The country's power consumption and steel and auto output saw a slower decline or a rebound in the January-February period, said the Industry and Information Technology Minister Li Yizhong at a press conference on the sidelines of the annual session of the National People's Congress, China's legislative body.
The volume of power consumption in China continued to dip in the first two months of this year but the downward pace was slower, said Li.
Combined power use in January and February fell 3.7 percent from the same period of last year, compared with a year-on-year drop of 17.5 percent last November and 8.7 percent in December, Li said.
When replying to a journalist seeking his comment on a reported 4 percent year-on-year rise in February power use, Li said the figure was yet to be formally released by the National Bureau of Statistics (NBS) but "the 4 percent figure was generally right".
However, the monthly rebound in February was not comparable, as the Spring Festival holiday, which subdues industrial activity, fell in February last year but in January this year, said Li.
The "obviously slowed slump" shows "some positive signs" have emerged in the economy but the situation remains "grim" and the industrial sector is still "in a very difficult situation", he said.
"We must not treat the difficulties lightly or easily talk about a recovery," said Li.
Other indicators pointing to a warming-up industrial production include a year-on-year increase of 2.4 percent in unprocessed steel output for the January-February period and 3.1 percent in steel products output, said Li.
Unprocessed steel output dropped 10.5 percent year on year to 37.8 million metric tons in December, NBS figures show.

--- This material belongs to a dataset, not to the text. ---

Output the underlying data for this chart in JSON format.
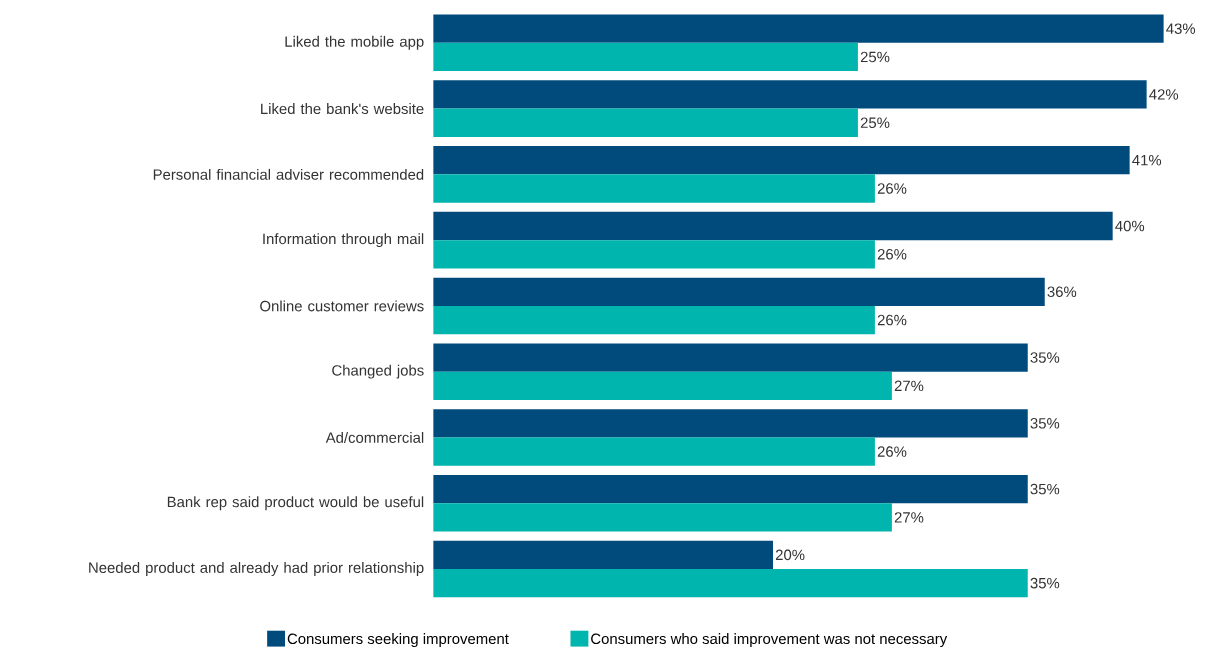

Li also said auto production slid 1.7 percent in the January-February period from the same period last year to 1.53 million units, a much slower contraction.
The NBS data show auto output plummeted 18.9 percent year on year to 686,000 units in December last year.
The stockpiles of iron ores, crude oil and other raw materials have been used up, said Li.
While there have been positive signs in China's economy, the country is still facing a serious situation, said Li.
He quoted Commerce Minister Chen Deming as saying "the global financial crisis has not bottomed out and its impact is deepening on China".
Meanwhile, many Chinese industries face the problem of oversupply and prices may go down again as enterprises start to resume production, said Li.
China's consumer price index, a main gauge of inflation, fell to minus 1.6 percent year on year in February, while the producer price index measuring inflation at a wholesale level fell 4.5 percent year on year, the NBS said on Tuesday.
The February figure did not represent a deflation problem in China, since the money supply was ample because of the proactive fiscal policy and the relatively easy monetary policy, the NBS said.
China's industrial output growth slowed to 5.7 percent year on year in December last year, compared with 16 percent last June, as the financial crisis took a toll, said Li.
The government has announced 20 billion yuan (US$2.9 billion) of interest subsidies for loans to fund technological upgrading in enterprises to help them better cope with the crisis.
The input can spur bank lending and enterprises' spending and eventually leading to a total investment of more than 400 billion yuan for technological upgrading, said Li.